Immerhin hat der Dayton-Vertrag das Morden in der Region beendet und die Grundlagen für Frieden geschaffen, oder nicht?

Das ist richtig. Aber die Lösung ist nur teilweise befriedigend, weil sie ein fragiles Gleichgewicht schuf, das derzeit vom Hohen Repräsentanten, als Vertreter der internationalen Gemeinschaft ausbalanciert wird. Er übt einen Teil der Staatsgewalt aus.

Der Hohe Repräsentant, der Österreicher Valentin Inzko, überwacht nach wie vor als Vertreter der UN die Umsetzung des Dayton-Vertrages und besitzt weitgehende Vollmachten in Ihrem Land. Warum ist seine Position noch immer wichtig?

In der Föderation fürchten sich die Menschen vor einer neuerlichen Teilung des Landes. Denn die Republik Srpska strebt nach Unabhängigkeit. Die stärkste Lobby, weil sie dort nach Unabhängigkeit ruft, sind die Kriegsverbrecher, die sich dann nicht vor Gericht verantworten müssten. Wir brauchen den Hohen Repräsentanten auf unserem Weg, einen Gesamtstaat zu bilden. Wenn er abzieht, bricht die fragile Stabilität des Landes zusammen.

Was könnte beim Aufbau eines Gesamtstaates helfen?

Eine Mitgliedschaft in der EU könnte die Lösung bringen.

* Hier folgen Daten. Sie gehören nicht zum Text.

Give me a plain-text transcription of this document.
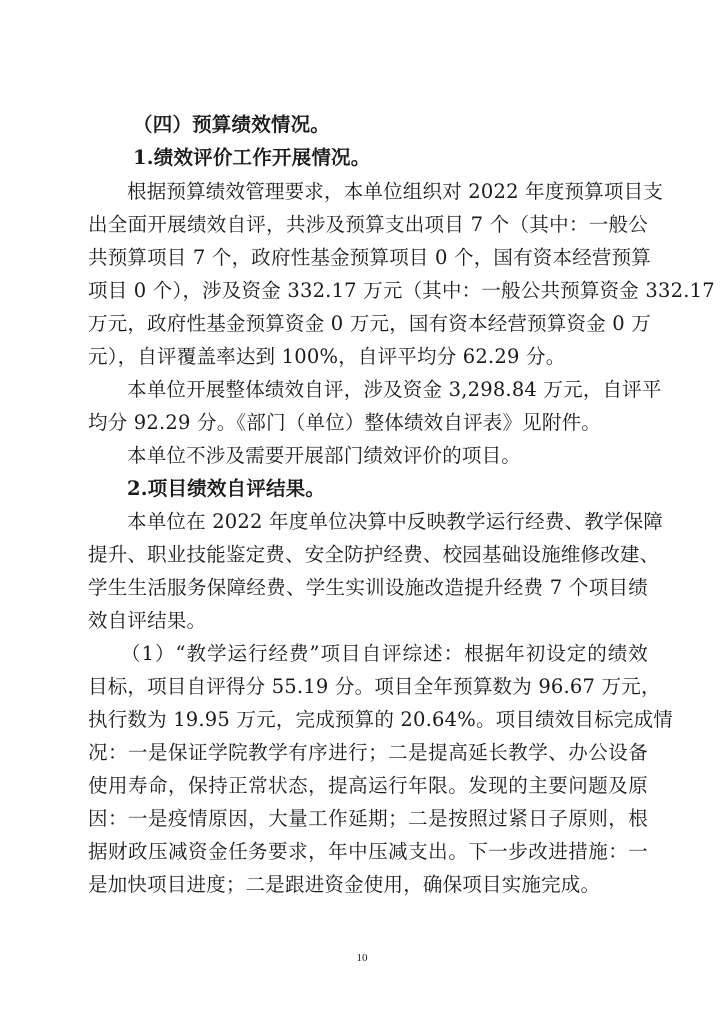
（四）预算绩效情况。
1.绩效评价工作开展情况。
根据预算绩效管理要求，本单位组织对 2022 年度预算项目支
出全面开展绩效自评，共涉及预算支出项目 7 个（其中：一般公
共预算项目 7 个，政府性基金预算项目 0 个，国有资本经营预算
项目 0 个），涉及资金 332.17 万元（其中：一般公共预算资金 332.17
万元，政府性基金预算资金 0 万元，国有资本经营预算资金 0 万
元），自评覆盖率达到 100%，自评平均分 62.29 分。
本单位开展整体绩效自评，涉及资金 3,298.84 万元，自评平
均分 92.29 分。《部门（单位）整体绩效自评表》见附件。
本单位不涉及需要开展部门绩效评价的项目。
2.项目绩效自评结果。
本单位在 2022 年度单位决算中反映教学运行经费、教学保障
提升、职业技能鉴定费、安全防护经费、校园基础设施维修改建、
学生生活服务保障经费、学生实训设施改造提升经费 7 个项目绩
效自评结果。
（1）“教学运行经费”项目自评综述：根据年初设定的绩效
目标，项目自评得分 55.19 分。项目全年预算数为 96.67 万元，
执行数为 19.95 万元，完成预算的 20.64%。项目绩效目标完成情
况：一是保证学院教学有序进行；二是提高延长教学、办公设备
使用寿命，保持正常状态，提高运行年限。发现的主要问题及原
因：一是疫情原因，大量工作延期；二是按照过紧日子原则，根
据财政压减资金任务要求，年中压减支出。下一步改进措施：一
是加快项目进度；二是跟进资金使用，确保项目实施完成。
10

Denn Hoffnung wird motiviert durch Geld. Mit Geld aus der EU könnte die Situation im Land verbessert werden, mehr Arbeitsplätze würden die soziale Lage stabilisieren helfen. Darin sehe ich die einzige Chance für unser Land.

Hasan Nuhanovic, geboren 1968, arbeitete 1995 als Übersetzer für die Vereinten Nationen im Stützpunkt Srebrenica. Er musste den Menschen, die dort Zuflucht gesucht hatten, darunter seine Familie, den Befehl zum Verlassen des Stützpunktes übersetzen.
Über das Versagen der Vereinten Nationen in Srebrenica hat Nuhanovic das Buch "Under the UN-Flag. The International Community and the Srebrenica Genocide" geschrieben. Er setzt sich heute für die Verurteilung der Kriegsverbrecher ein.